4th Meeting of the Caribbean Large Marine Ecosystem (CLME) Project culminates with approval of 10-year Strategic Action Programme for the Sustainable Management of Shared Living Marine Resources
The meeting was organized by the “CLME” Project – a multi-million dollar project which covers the almost 4,5 million km2 of marine space constituted by the Caribbean and North Brazil Shelf Large Marine Ecosystems (also called “LME”s).
The CLME Project aims at reversing the trends of environmental degradation in the project area, which is well known for its rich natural features, including coastal and pelagic fishery resources, beaches and coral reefs, and associated biological diversity. As with many other marine areas in the world, the region has been suffering from environmental problems such as overfishing, habitat degradation, pollution, invasive species and climate change.
The CLME’s Strategic Action Programme focuses on enhancing region-wide coordination and collaboration among all countries surrounding the Caribbean LME. Many of the economically important marine species -as well the environmental problems that affect these species- are transboundary in nature, meaning they are shared among the countries. For this reason, over the past decades, the critical need for joint, concerted action to ensure the sustainable use and protection of these natural resources has become increasingly recognized.

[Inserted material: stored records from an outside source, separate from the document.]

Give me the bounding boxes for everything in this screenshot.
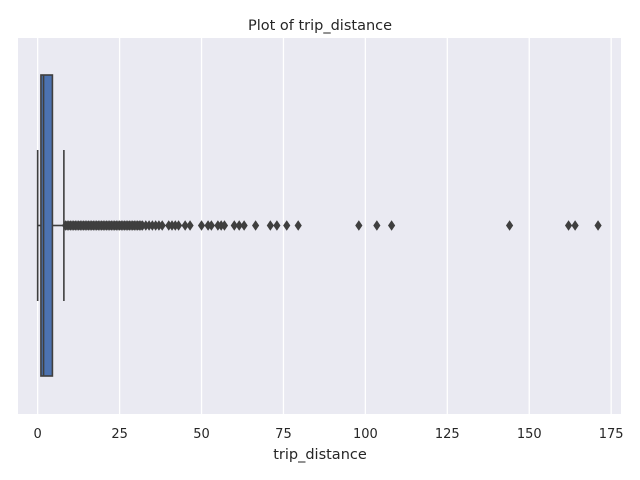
x-tick-label: 100 (353, 427, 378, 442)
outlier-point (158, 220, 166, 231)
outlier-point (220, 220, 229, 231)
outlier-point (387, 220, 396, 231)
outlier-point (594, 220, 602, 231)
x-tick-label: 0 (34, 427, 42, 442)
outlier-point (373, 220, 381, 231)
box-plot (36, 74, 65, 377)
x-axis-label: trip_distance (273, 447, 367, 463)
x-axis-ticks: 0 25 50 75 100 125 150 175 (34, 427, 624, 442)
outlier-point (174, 220, 183, 231)
outlier-point (564, 220, 573, 231)
x-tick-label: 25 (111, 427, 128, 442)
x-tick-label: 125 (435, 427, 460, 442)
outlier-point (181, 220, 189, 231)
outlier-point (240, 220, 248, 231)
outlier-point (197, 220, 206, 231)
outlier-points (61, 220, 602, 231)
x-tick-label: 175 (599, 427, 624, 442)
outlier-point (273, 220, 281, 231)
outlier-point (505, 220, 514, 231)
outlier-point (355, 220, 363, 231)
x-tick-label: 150 (517, 427, 542, 442)
outlier-point (251, 220, 260, 231)
outlier-point (283, 220, 291, 231)
outlier-point (235, 220, 243, 231)
outlier-point (207, 220, 215, 231)
chart-title: Plot of trip_distance (248, 18, 392, 34)
outlier-point (294, 220, 302, 231)
x-tick-label: 50 (193, 427, 210, 442)
outlier-point (266, 220, 274, 231)
outlier-point (230, 220, 238, 231)
outlier-point (186, 220, 194, 231)
outlier-point (571, 220, 579, 231)
x-tick-label: 75 (275, 427, 292, 442)
iqr-box (40, 74, 54, 377)
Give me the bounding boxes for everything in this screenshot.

On Wednesday 6 March 2013 at the 4th and final Steering Committee Meeting of the “Caribbean Large Marine Ecosystem” Project convened in the city of Cartagena, Colombia, many years of preparatory work culminated in the technical approval of a 30-page document: the CLME Strategic Action Programme (SAP). This document provides both participating countries and the donor community with a framework and guidelines for concerted action in the fields of fisheries enhancement, fisheries sustainability, biodiversity and ecosystem protection, and alternative livelihoods. Now that the document was approved at the technical level by the Steering Committee, it will be be brought to the responsible ministries in all participating countries for their political endorsement, after which new investments can be attracted to the region to help implement the programme.
Together with the participating United Nations agencies and regional organizations, the Global Environment Facility (GEF) –the entity that co-financed the CLME Project- applauded this remarkable achievement by the participating countries. The representative highlighted the extraordinary nature of the event: “this is the largest number of participating countries ever to agree upon such a regional plan since the initiation of the GEF’s global Large Marine Ecosystem programme back in the nineties”. The GEF representative at the meeting further provided insights on how the organization –as the world’s largest funder of projects to improve the global environment- could further assist the CLME countries in implementing the highest-priority actions of this Strategic Action Programme.
- Globally, Large Marine Ecosystems (LMEs) produce about 80% of the annual marine fisheries catch. Many of these LMEs are shared by multiple countries, making collaboration among nations essential for ensuring the sustainable use of the associated natural resources
- In the Caribbean alone, the fisheries sector brings approximately US$ 1.2 billion annually in export earnings into the region
- Twenty-five million tourists choose to holiday in the Caribbean each year, largely attracted by the region’s climate and richness in natural features, in particular those related to its marine environment. Dependence on tourism implies dependence on the capacity of the marine ecosystems to continue providing the services, goods and conditions which make the region such a popular destination.
- The 4th Meeting of the CLME Steering Committee -which was co-chaired by Bahamas and the host country Colombia- took place in the city of Cartagena de Indias, Colombia, on 5 and 6 March 2013. The meeting counted with representatives from a record number of 21 countries: Antigua and Barbuda, Bahamas, Belize, Brazil, Colombia, Costa Rica, Cuba, Dominica, Dominican Republic, Guatemala, Guyana, Haiti, Honduras, Jamaica, Panama, Saint Kitts and Nevis, Saint Lucia, Saint Vincent and the Grenadines, Suriname, Trinidad and Tobago, and the United States of America. Contributions were further also received from Barbados, Mexico, Nicaragua and Grenada who could not travel to Cartagena but provided inputs via alternative means.
- The CLME Project is being implemented through the United Nations Development Programme (UNDP), in direct collaboration with other international and regional organizations such as the Intergovernmental Oceanographic Commission of UNESCO -Caribbean Office (IOCARIBE), the United Nations Office for Project Services (UNOPS), the United Nations Environment Programme (UNEP), the United Nations Food and Agriculture Organization (FAO) and the Western Central Atlantic Fisheries Commission (WECAFC), the Caribbean Regional Fisheries Mechanism (CRFM), the Organization of the Fisheries and Aquaculture Sector of the Central American Isthmus (OSPESCA), the Centre for Resource Management and Environmental Studies of the University of the West Indies (CERMES/UWI), and many more.
- The CLME project is open to collaboration with all territories, states and organizations in the project region.